🦑 💸 📉 The anonymous hackers behind a Squid Game-themed cryptocurrency have made off with £2.5m in investor deposits after it turned out to be a scam. Hopeful investors piled in after mainstream media outlets, from the BBC to Fortune magazine, uncritically covered Squid’s meteoric rise. Its price surged by more than 230,000% in a week to a high of $2,861.80, only to plunge to $0 on Monday.
This is not the first apparently silly crypto asset to tempt risk-hungry investors: Dogecoin, which started as a joke in 2013, has risen 10,000% in the past year; and Shiba Inu, created just last year, has soared by more than 90,000,000%. In the case of Squid, no one who spent real money buying the coin was able to sell it.
Will Elon Musk feed the world?

🚀 🥦 👩🏻⚕️ Elon Musk, currently the world’s richest man, with an estimated $315bn fortune, has offered to sell $6bn worth of Tesla stock to solve world hunger if the UN can prove it would work. He was challenging comments by David Beasley, director of the UN’s World Food Programme, who called on billionaires like Musk to “step up now, on a one-time basis”, claiming $6bn could keep 42 million people from dying.
Musk called Beasley’s bluff, writing on Twitter: “If WFP can describe on this Twitter thread exactly how $6B will solve world hunger, I will sell Tesla stock right now and do it.” If he followed through, he would still be more than $100bn richer than Amazon founder Jeff Bezos. After a few mealy-mouthed replies offering to meet “anywhere – earth or space”, Beasley has since sent a detailed proposal. No word yet on whether Musk has sold the stock.
It’s official: women are better with money
👩🏼💼 💭 📈 Women make better investors than men. Investment firm Fidelity offered up the latest evidence this month: over a 10-year period, its female customers earned an average of 0.4% more each year than their male counterparts. That may not sound like a lot, says Ron Lieber in The New York Times, but over a few decades it can easily add up to tens of thousands of dollars.

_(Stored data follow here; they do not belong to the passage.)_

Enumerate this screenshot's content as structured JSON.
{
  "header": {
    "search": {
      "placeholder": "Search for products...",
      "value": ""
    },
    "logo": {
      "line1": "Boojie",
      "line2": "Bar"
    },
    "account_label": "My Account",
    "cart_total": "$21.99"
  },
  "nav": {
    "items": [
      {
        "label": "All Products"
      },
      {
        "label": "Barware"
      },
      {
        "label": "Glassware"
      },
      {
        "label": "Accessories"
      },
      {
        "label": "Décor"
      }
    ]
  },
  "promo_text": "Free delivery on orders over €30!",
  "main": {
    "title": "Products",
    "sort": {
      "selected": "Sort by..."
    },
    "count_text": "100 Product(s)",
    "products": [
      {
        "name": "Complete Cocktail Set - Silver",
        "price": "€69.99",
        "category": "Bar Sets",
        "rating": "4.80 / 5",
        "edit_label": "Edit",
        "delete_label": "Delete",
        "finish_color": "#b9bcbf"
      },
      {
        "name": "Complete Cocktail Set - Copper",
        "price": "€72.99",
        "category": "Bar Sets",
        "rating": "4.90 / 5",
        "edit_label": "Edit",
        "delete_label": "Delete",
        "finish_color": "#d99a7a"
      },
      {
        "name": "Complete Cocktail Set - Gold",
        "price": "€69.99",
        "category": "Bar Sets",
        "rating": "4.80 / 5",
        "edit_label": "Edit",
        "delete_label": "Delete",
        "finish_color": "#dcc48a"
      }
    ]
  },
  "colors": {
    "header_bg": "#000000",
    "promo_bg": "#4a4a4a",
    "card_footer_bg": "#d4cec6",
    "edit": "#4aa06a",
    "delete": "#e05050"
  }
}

The source of women’s superior returns is the way they trade. Or, rather, says Lieber, “how they don’t”. Female Fidelity customers bought and sold half as much as male customers, preferring to leave most of their accounts well alone. “Invest like a woman is what you learn from this,” said Lorna Kapusta, head of women investors and customer engagement at Fidelity.